Один раз за любовь к лошадям мне пришлось даже пострадать. Летом мы вместе с семьей папиной сестры снимали дачу на Клязьме. Как-то гулял я со своими двоюродными братьями и сестрами, и мимо нас проехала телега с привязанной к ней сзади лошадью. Я и говорю им: что, мол, слабо погладить? И погладил. А лошадь возьми и лягни! Да так, что перебила мне палец. Мы бегом спустились к реке, я сунул палец в воду — вода вокруг сразу стала красной. А когда вернулся домой, мне еще и от папы досталось. Потом возили к врачу — зашивали.
Тогда дачные клязьминские места населяли крестьяне, державшие скотину. И там всегда паслось очень большое стадо коров. Невероятной радостью для меня и лучшим отдыхом было, когда наша домработница водила меня к этому стаду. Я знал всех пастухов! Они даже специально для меня сплели кнут, с которым я мог свободно управляться. И надо понимать, какую гордость я испытывал, какое счастье, когда вечером, возвращаясь в поселок, шел во главе стада с кнутом через плечо! Как главный пастух!
Животных я вообще любил, всяких, не только больших, вроде лошадей и коров. Я все время держал рыбок. Был у меня уж. Была черепаха. Были белые крысы. И родители не возражали, хотя особых условий для этого не было. Не скажу, что я занимался с животными увлеченно, но мне нравилось. Для ужа я покупал лягушек. Правда, он все равно подох…
Что интересно, когда сейчас меня спрашивают: как я отдыхаю, не увлекаюсь ли охотой или рыбалкой? — мне неловко признаться, что я, человек, прошедший войну, элементарно не умею снять рыбу с крючка. Мне неприятно, мне жалко! А что уж говорить об охоте — подстрелить кого-то и видеть, как бедное животное мучается?! Не могу. И не хочу этого делать. А ведь многие охотники — добрые люди, которые понимают и любят природу. И вот как это все в них уживается — для меня непостижимо!
Когда подошло время учиться, мама не захотела отдавать меня в ближайшую школу в конце Серебрянического переулка, потому что она считалась хулиганской — там училась вся шпана с окрестных дворов. И меня определили в школу имени Героев Парижской коммуны, в бывшую Виноградскую гимназию, что находилась напротив Покровских казарм.
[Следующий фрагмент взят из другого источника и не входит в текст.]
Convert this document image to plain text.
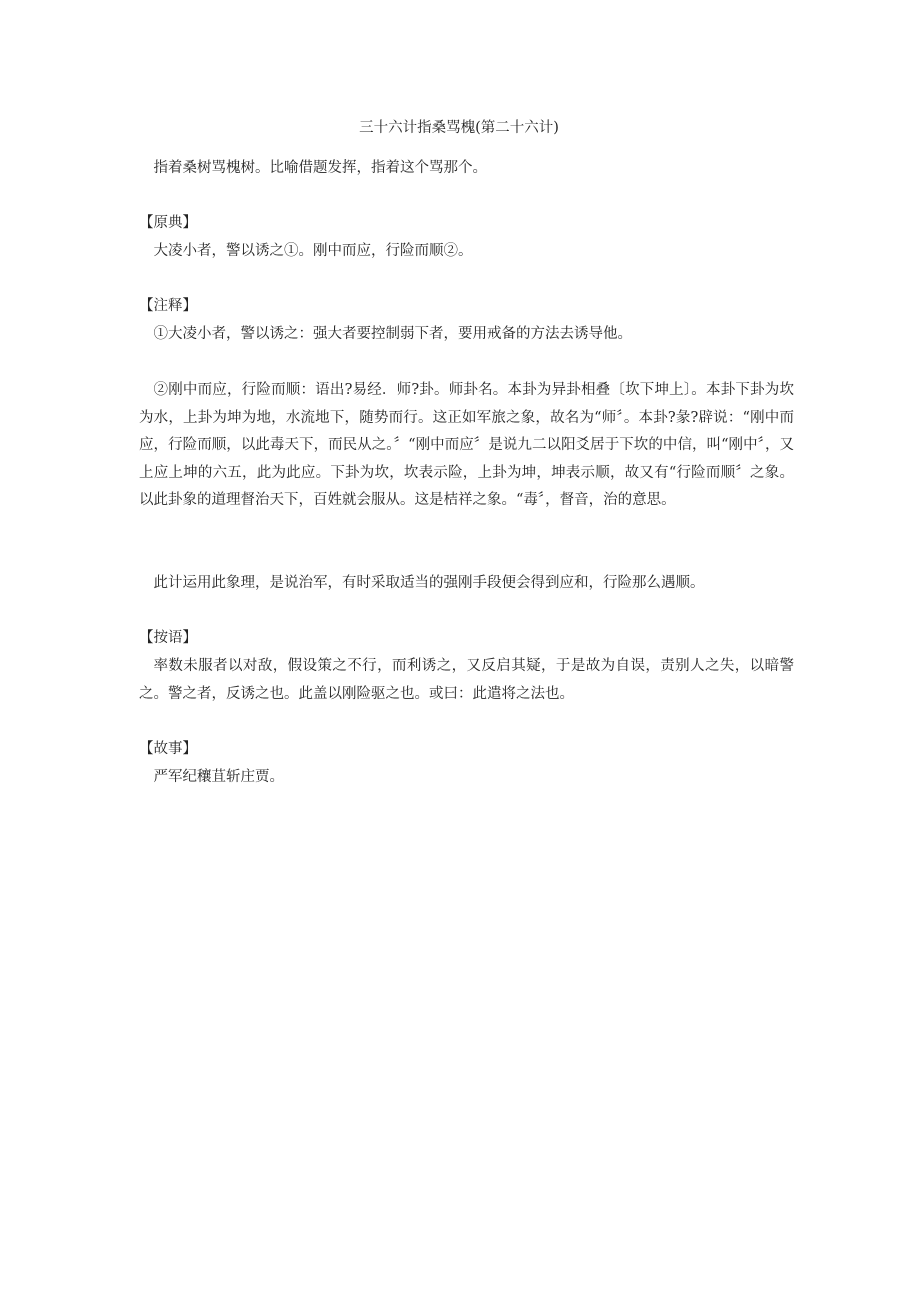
三十六计指桑骂槐(第二十六计)
指着桑树骂槐树。比喻借题发挥，指着这个骂那个。
【原典】
大凌小者，警以诱之①。刚中而应，行险而顺②。
【注释】
①大凌小者，警以诱之：强大者要控制弱下者，要用戒备的方法去诱导他。
②刚中而应，行险而顺：语出?易经．师?卦。师卦名。本卦为异卦相叠〔坎下坤上〕。本卦下卦为坎为水，上卦为坤为地，水流地下，随势而行。这正如军旅之象，故名为“师〞。本卦?彖?辟说：“刚中而应，行险而顺，以此毒天下，而民从之。〞“刚中而应〞是说九二以阳爻居于下坎的中信，叫“刚中〞，又上应上坤的六五，此为此应。下卦为坎，坎表示险，上卦为坤，坤表示顺，故又有“行险而顺〞之象。以此卦象的道理督治天下，百姓就会服从。这是桔祥之象。“毒〞，督音，治的意思。
此计运用此象理，是说治军，有时采取适当的强刚手段便会得到应和，行险那么遇顺。
【按语】
率数未服者以对敌，假设策之不行，而利诱之，又反启其疑，于是故为自误，责别人之失，以暗警之。警之者，反诱之也。此盖以刚险驱之也。或曰：此遣将之法也。
【故事】
严军纪穰苴斩庄贾。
А вот там уже первым хулиганом в классе был я. И после седьмого класса меня перевели в другую школу.
Особых впечатлений у меня от школы не осталось. Ну, учился и учился. Хорошо помню путь из дома в школу по бульварам. Помню старого Осипа, засидевшегося в сторожах еще с гимназических времен. Все его называли просто Ося, и большой честью для нас, мальчишек, считалось поздороваться с ним за руку. Помню огромный гимнастический зал с портретами коммунаров, которые, как потом выяснилось, расстреляли друг друга в пылу революционной борьбы. Очень хорошо помню нашу молодую директрису, влетевшую как-то в мужской туалет, чтобы застать на месте преступления и покарать курящих. Унитазы в уборной стояли открыто в ряд, и на одном из них, в «позе орла», сидел учитель труда. Он замер и боялся пошевельнуться, чтобы не обратить на себя внимание. А директриса, старательно делая вид, что не замечает коллегу, выговаривала кому-то из старшеклассников…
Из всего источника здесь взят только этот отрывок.